Student loan cancellation is a mixed bag
The good news is that student loan debt that is discharged after December 31, 2017 due to the death or disability of the student is no longer taxable. This tax break expires after 2025, and the disability must be a total and permanent disability, according to Mark Luscombe, senior analyst for Tax & Accounting at Wolters Kluwer in Riverwoods, Illinois.
The change was part of the Tax Cuts and Jobs Act of 2017, which came into effect in 2018. The new rule is not retroactive. It applies to federal or private education loans.
Kantrowitz said his research and reading of the law is that this new change applies to paying off debt on a Parent PLUS loan when the student dies. Some tax experts, however, say the IRS might need more advice on some specific issues.
But other types of student loan forgiveness may be taxable right now. You will receive a 1099-C if the canceled debt is $ 600 or more.
But it is important to search for exceptions what is taxable and what is not, Kantrowitz said.
The student loan forgiveness, for example, which is associated with working in certain occupations for a specified period of time, is tax-free.

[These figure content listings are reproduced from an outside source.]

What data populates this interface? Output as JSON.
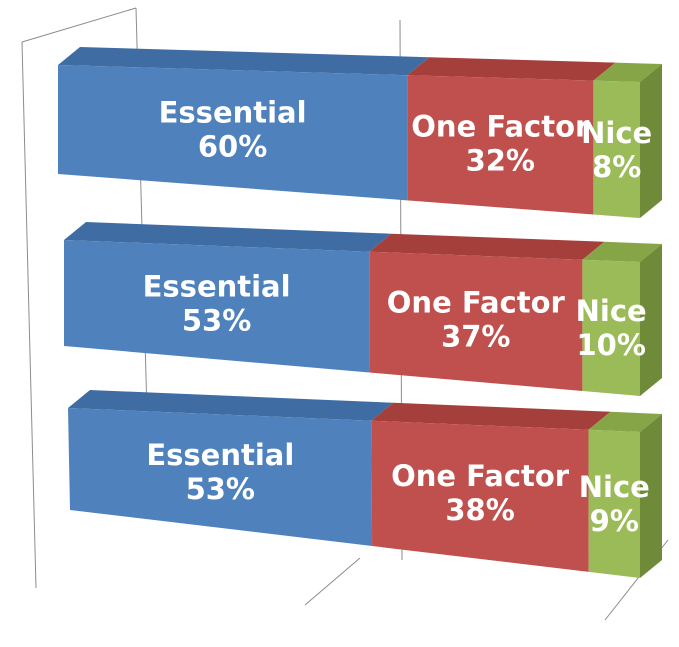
{
  "chart_data": {
    "type": "bar",
    "stacked": true,
    "orientation": "horizontal",
    "percent_stacked": true,
    "rows": [
      {
        "segments": [
          {
            "label": "Essential",
            "value": 60,
            "display": "60%"
          },
          {
            "label": "One Factor",
            "value": 32,
            "display": "32%"
          },
          {
            "label": "Nice",
            "value": 8,
            "display": "8%"
          }
        ]
      },
      {
        "segments": [
          {
            "label": "Essential",
            "value": 53,
            "display": "53%"
          },
          {
            "label": "One Factor",
            "value": 37,
            "display": "37%"
          },
          {
            "label": "Nice",
            "value": 10,
            "display": "10%"
          }
        ]
      },
      {
        "segments": [
          {
            "label": "Essential",
            "value": 53,
            "display": "53%"
          },
          {
            "label": "One Factor",
            "value": 38,
            "display": "38%"
          },
          {
            "label": "Nice",
            "value": 9,
            "display": "9%"
          }
        ]
      }
    ],
    "xlim": [
      0,
      100
    ],
    "grid": true,
    "legend": "none",
    "title": "",
    "xlabel": "",
    "ylabel": "",
    "colors": {
      "Essential": {
        "front": "#4f81bd",
        "top": "#3f6da3",
        "side": "#2f5486"
      },
      "One Factor": {
        "front": "#c0504d",
        "top": "#a53f3c",
        "side": "#8a302e"
      },
      "Nice": {
        "front": "#9bbb59",
        "top": "#86a547",
        "side": "#6f8a39"
      }
    }
  }
}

This includes the teacher loan forgiveness and the public service loan forgiveness.
Many times borrowers have to work in some underserved areas to qualify for such a pardon, Weston noted.
It is important to understand all of the specific rules in order to be eligible for a loan forgiveness and to avoid being taxed on benefits.
“Sometimes people are blinded by this,” Perlman said.
To exclude canceled student loan debt from your income, your loan must have been made by an eligible lender to attend a qualifying financial institution.
So, for example, such exclusions from this tax break would not apply to any canceled credit card debt, Perlman said.
Sometimes students can also be inundated with credit card debt, especially if they pay their tuition fees with a credit card and then let that interest grow and grow.
Student loan default reduces repayments
Filers are often shocked when they expect a tax refund of $ 5,000 or more and then find out that they are not getting all of that money. Some or all can be used to pay off a delinquent federal student loan.
If you are missing money in your tax refund, it may have been collected through the Cash compensation program to collect overdue debts owed to federal agencies and state governments.
“Most people will be given sufficient notice before a refund is entered,” said Weston of the American Institute of CPA.
“Just because you don’t pay your loan for a month or two is not going to send them into that kind of aggressive action,” she said.
A student loan default occurs when you fail to make the required payment on your student loan for 270 days – or nine months – or more. The fault is more serious than the delinquency.
Some students, however, lose track of the loans when the debt is sold to another lender and unknowingly fail to make payments. After failing to make these payments, some say they are shocked to see their tax refund seized.
Defaulting, of course, can also hurt your credit score and increase the cost of taking out a mortgage or car loan.